Now note that we can express $\frac{\Delta^{p-1}f}{p}$ as an integral linear combination of $F_pf$ and the shifts of $f$, since we have $(-1)^k{p-1 \choose k} \equiv 1 \pmod{p}$. Thus, if $pn^{\underline{p^2-1}}$ was average-integral then we would have $\frac{\Delta^{p^2-1}pn^{\underline{p^2-1}}}{p^{p+1}} = \frac{p(p^2-1)!}{p^{p+1}}$ an integer, but this is obviously not the case, so we're done. (And thus, $(1+n^{p+1})^p$ fails to be average-integral by the $p+1$st iteration.)

Edit: In fact, we can show that a polynomial in $n$ produces an average-integral sequence if and only if it can be expressed as a $\mathbb{Z}_{(p)}$ -linear combination of terms of the form $p^{d(k)}n^k$, or equivalently if it can be expressed as a $\mathbb{Z}_{(p)}$ -linear combination of terms of the form $p^{d(k)}n^{\underline{k}}$.

The second claim is much easier to prove: we have $\frac{\Delta^{p-1}p^{d(k)}n^{\underline{k}}}{p} = p^{d(k)-1}k^{\underline{p-1}}n^{\underline{k-(p-1)}}$, which is an integer relatively prime to $p$ times $p^{d(k-(p-1))}n^{\underline{k-(p-1)}}$. Also, if $k < p-1$, then $d(k) = 0$ and we can recover the coefficient of $n^{\underline{k}}$ from the first $p-1$ values of the polynomial without doing any multiplication or division by $p$.
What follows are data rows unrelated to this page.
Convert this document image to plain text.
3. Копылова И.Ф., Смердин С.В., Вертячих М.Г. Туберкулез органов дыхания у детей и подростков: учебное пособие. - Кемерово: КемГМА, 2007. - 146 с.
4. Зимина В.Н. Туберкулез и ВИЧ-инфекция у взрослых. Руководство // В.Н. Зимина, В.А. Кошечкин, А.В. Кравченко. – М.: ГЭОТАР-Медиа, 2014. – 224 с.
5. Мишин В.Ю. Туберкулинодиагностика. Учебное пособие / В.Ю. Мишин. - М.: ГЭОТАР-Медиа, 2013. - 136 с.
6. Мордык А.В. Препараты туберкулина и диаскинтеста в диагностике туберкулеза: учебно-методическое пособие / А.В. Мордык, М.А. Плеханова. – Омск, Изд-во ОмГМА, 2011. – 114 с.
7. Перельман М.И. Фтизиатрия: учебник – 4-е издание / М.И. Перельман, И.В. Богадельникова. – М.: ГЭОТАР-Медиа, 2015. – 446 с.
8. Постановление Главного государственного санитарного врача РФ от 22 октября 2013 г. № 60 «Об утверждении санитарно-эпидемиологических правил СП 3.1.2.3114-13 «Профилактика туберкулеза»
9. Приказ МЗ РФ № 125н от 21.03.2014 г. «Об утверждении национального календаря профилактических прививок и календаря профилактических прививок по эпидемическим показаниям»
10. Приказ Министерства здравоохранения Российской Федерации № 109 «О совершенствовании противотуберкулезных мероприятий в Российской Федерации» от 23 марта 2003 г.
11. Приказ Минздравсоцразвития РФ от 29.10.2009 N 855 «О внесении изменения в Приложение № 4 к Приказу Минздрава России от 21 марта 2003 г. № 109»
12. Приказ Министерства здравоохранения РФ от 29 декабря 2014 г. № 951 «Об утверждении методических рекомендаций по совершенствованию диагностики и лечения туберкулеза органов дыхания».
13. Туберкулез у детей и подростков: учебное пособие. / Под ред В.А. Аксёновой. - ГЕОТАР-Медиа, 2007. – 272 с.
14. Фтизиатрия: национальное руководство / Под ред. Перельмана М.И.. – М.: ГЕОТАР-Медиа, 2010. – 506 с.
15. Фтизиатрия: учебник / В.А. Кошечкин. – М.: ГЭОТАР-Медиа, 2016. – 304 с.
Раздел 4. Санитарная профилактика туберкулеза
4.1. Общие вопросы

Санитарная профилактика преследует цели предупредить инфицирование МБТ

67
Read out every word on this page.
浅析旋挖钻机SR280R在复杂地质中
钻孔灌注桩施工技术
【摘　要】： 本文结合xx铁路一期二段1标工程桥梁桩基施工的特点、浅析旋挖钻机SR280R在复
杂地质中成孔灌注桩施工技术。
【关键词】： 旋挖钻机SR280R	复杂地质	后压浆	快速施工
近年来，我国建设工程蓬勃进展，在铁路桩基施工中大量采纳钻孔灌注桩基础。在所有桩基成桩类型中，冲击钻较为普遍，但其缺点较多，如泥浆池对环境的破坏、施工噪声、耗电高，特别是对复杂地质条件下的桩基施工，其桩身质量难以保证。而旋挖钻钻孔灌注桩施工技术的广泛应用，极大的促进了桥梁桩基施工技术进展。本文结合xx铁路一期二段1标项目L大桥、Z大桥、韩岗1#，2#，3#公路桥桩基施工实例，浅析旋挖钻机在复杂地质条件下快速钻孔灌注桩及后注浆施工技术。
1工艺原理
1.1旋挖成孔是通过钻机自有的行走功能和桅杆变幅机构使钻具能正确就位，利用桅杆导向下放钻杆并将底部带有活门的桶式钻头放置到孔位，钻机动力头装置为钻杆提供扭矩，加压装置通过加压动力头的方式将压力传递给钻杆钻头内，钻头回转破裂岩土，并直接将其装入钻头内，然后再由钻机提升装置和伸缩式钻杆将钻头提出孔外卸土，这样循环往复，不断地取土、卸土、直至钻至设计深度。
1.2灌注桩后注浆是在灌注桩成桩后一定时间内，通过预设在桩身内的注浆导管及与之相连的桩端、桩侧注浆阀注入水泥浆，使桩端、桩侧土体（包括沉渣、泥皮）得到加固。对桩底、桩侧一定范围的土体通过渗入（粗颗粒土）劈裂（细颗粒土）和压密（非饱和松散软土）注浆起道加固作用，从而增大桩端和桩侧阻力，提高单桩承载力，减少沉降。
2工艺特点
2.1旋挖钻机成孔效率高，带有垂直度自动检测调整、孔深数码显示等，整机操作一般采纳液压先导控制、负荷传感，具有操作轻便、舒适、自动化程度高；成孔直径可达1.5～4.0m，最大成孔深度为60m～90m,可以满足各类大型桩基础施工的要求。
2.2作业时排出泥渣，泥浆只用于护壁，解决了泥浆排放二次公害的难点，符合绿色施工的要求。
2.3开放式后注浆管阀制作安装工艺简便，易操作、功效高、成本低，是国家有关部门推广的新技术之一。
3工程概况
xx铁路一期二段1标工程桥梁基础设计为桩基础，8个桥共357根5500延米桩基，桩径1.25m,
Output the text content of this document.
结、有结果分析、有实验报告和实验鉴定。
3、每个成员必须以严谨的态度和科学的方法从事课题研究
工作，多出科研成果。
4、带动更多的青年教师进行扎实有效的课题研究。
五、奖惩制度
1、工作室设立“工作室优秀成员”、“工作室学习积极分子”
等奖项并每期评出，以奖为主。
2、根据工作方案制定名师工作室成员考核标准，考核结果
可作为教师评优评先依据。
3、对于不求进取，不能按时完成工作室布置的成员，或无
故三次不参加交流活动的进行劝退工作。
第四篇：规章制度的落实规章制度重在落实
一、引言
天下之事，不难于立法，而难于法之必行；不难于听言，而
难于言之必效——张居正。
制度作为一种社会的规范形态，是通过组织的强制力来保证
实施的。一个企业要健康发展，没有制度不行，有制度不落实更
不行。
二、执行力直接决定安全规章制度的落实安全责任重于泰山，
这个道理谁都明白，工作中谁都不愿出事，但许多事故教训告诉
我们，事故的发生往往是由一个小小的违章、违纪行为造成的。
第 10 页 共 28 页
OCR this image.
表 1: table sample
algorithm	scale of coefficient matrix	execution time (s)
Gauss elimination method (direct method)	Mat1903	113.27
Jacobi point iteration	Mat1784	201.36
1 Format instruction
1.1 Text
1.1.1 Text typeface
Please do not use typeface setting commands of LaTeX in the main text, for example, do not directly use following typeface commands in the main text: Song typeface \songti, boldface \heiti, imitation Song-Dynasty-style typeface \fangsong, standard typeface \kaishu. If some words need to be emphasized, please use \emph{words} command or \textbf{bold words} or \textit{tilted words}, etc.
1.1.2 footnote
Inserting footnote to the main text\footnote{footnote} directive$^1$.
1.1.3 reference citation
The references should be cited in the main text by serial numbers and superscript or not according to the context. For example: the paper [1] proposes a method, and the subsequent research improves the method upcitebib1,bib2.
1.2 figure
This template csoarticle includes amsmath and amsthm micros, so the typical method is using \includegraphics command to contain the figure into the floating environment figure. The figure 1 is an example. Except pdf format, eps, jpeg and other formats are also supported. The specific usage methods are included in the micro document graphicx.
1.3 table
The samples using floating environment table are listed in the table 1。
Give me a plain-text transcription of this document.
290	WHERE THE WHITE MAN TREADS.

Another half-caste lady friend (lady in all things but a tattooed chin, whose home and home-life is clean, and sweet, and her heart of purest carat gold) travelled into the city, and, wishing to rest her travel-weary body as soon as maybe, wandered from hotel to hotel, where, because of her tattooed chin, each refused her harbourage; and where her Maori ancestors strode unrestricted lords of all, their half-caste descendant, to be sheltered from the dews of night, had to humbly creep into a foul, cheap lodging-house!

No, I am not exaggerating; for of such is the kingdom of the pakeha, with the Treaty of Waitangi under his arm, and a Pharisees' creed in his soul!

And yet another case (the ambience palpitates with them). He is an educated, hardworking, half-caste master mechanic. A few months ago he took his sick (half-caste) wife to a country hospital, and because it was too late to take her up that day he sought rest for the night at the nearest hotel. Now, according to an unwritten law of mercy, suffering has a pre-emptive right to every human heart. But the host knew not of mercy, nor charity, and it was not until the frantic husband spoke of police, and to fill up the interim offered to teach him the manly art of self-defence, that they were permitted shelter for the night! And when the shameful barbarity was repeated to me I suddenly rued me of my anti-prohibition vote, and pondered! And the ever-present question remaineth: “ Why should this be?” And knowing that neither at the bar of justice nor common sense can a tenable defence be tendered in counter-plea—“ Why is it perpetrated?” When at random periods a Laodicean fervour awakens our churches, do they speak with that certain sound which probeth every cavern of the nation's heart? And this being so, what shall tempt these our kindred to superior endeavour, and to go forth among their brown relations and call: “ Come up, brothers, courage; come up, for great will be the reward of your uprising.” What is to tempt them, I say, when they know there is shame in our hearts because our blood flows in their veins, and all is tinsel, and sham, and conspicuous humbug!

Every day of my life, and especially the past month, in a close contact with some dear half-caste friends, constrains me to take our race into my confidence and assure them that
For the first claim, take a polynomial which is not an integer combination of terms of the form $p^{d(k)}n^k$, and look at the largest $k$ such that the coefficient on $n^k$ is not a multiple of $p^{d(k)}$. By subtracting off a polynomial that we already know to be average-integral (ignoring denominators other than $p$), we can assume that this is the leading term of the polynomial. Now convert to the falling power basis, and note that the leading term remains the same, to show that this polynomial is not average-integer.